Os Serviços Municipalizados dos Transportes Urbanos de Coimbra (SMTUC) estimam que 14% dos seus passageiros diários serão impactados pelas alterações na rede, face à nova operação do “metrobus” e às mudanças no trânsito na Baixa.

A proposta de alteração de mais de 20 linhas dos SMTUC foi aprovada esta segunda-feira em reunião do executivo, com os votos favoráveis dos cinco elementos da coligação Avançar Coimbra (PS/Livre/PAN) e da ex-vereadora do Chega e votos contra dos cinco vereadores da coligação Juntos Somos Coimbra (PSD/CDS-PP/IL/Nós, Cidadãos!/PPM/MPT/Volt). A oposição criticou a falta de participação no processo e antevê “caos” no trânsito.

A proposta altera de forma substantiva a organização do trânsito nos principais eixos da Baixa de Coimbra (via Central, rua da Sofia, Olímpio Nicolau Rui Fernandes e Saragoça) e muda os percursos dos Serviços Municipalizados dos Transportes Urbanos de Coimbra (SMTUC), que se ajustam a essas mudanças, mas também à entrada em serviço do ‘metrobus’ até Coimbra-B e Praça da República.
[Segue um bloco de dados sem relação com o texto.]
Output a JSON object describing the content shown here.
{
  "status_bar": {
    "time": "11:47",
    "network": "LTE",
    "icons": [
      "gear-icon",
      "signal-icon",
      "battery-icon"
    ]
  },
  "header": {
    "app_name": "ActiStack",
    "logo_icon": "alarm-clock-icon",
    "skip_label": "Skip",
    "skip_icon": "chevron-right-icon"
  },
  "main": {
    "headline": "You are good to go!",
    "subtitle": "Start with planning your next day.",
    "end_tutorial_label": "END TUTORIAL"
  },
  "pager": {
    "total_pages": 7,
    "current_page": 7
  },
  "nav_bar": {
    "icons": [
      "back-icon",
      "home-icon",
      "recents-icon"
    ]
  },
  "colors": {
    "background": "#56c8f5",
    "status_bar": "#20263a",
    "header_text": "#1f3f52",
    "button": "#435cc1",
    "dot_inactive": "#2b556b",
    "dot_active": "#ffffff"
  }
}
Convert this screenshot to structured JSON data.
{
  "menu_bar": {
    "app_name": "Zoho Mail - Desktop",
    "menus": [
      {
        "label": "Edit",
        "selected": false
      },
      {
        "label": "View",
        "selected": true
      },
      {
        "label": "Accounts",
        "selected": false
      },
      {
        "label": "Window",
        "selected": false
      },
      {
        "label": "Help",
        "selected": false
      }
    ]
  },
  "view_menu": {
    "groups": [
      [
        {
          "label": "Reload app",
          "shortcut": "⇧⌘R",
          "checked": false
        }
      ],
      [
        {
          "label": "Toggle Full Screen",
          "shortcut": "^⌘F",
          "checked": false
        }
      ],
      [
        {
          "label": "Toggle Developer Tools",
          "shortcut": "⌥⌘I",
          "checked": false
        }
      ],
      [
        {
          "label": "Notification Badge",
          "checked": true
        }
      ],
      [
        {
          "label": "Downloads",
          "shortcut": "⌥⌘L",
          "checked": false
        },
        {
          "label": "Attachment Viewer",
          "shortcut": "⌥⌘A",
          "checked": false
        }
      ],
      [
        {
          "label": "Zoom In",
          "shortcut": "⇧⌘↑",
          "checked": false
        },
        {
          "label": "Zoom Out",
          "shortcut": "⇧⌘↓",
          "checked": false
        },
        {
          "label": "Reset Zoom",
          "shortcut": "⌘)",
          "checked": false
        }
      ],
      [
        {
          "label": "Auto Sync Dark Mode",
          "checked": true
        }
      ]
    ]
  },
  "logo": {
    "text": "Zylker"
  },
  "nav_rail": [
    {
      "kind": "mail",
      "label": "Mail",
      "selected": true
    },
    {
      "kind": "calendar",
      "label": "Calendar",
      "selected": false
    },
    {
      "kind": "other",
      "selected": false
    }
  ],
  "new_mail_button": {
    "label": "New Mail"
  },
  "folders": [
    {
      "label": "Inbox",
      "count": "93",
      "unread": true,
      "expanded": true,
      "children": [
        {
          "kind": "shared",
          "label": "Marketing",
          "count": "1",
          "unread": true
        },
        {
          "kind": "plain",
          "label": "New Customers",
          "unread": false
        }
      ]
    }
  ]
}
As alterações implicam uma redução significativa do tráfego de atravessamento sobre a rua da Sofia e Olímpio Nicolau Fernandes, passando a haver transferência do trânsito para as ruas de Aveiro, rua de Saragoça, rua Guerra Junqueiro e circulares interna e externa, aclarou André Remédio, diretor técnico da Engimind, empresa contratada para estudar a reorganização do trânsito.

A vereadora na oposição, Ana Bastos, sustentou que a proposta representa “ uma transformação profunda do funcionamento da cidade, sem que as pessoas e comerciantes diretamente envolvidos tenham sido ouvidos ”, defendendo uma discussão pública “ampla e informada”.

A vereadora defendeu que a transformação, promovida pela introdução do “metrobus”, deveria ser feita “de forma segura, fundamentada, progressiva e com respeito pelas pessoas mais vulneráveis”.

Para Ana Bastos, o executivo não deveria avançar para “uma solução de forte restrição”, quando o “metrobus” ainda não cobre a generalidade do território urbano , a rede dos SMTUC “está ainda em processo de reorganização e não existe uma rede estruturada de parques de estacionamento periféricos devidamente articulada”.

A vereadora vincou que não é contra a redução do tráfego automóvel nem contra uma Baixa mais pedonal, mas que seria contra uma solução “imposta sem o necessário debate”.

Além disso, Ana Bastos notou que o acesso entre a Portagem e a Universidade de Coimbra fica dependente da Ladeira do Seminário e da rua de Aveiro – uma de “carácter residencial” e outra com “níveis de congestionamento elevados”.

A autarca, Ana Abrunhosa, salienta que tem havido várias reuniões com comerciantes e moradores.

A proposta prevê alterações aos percursos das linhas 4, 5, 5T, 6, 6F, 11, 16G, 19, 19A, 19T, 19R, 24, 25, 25T, 27, 27F, 28, 28F, 29, 30, 30A, 30T, 30F, 36F, 42V e 103 .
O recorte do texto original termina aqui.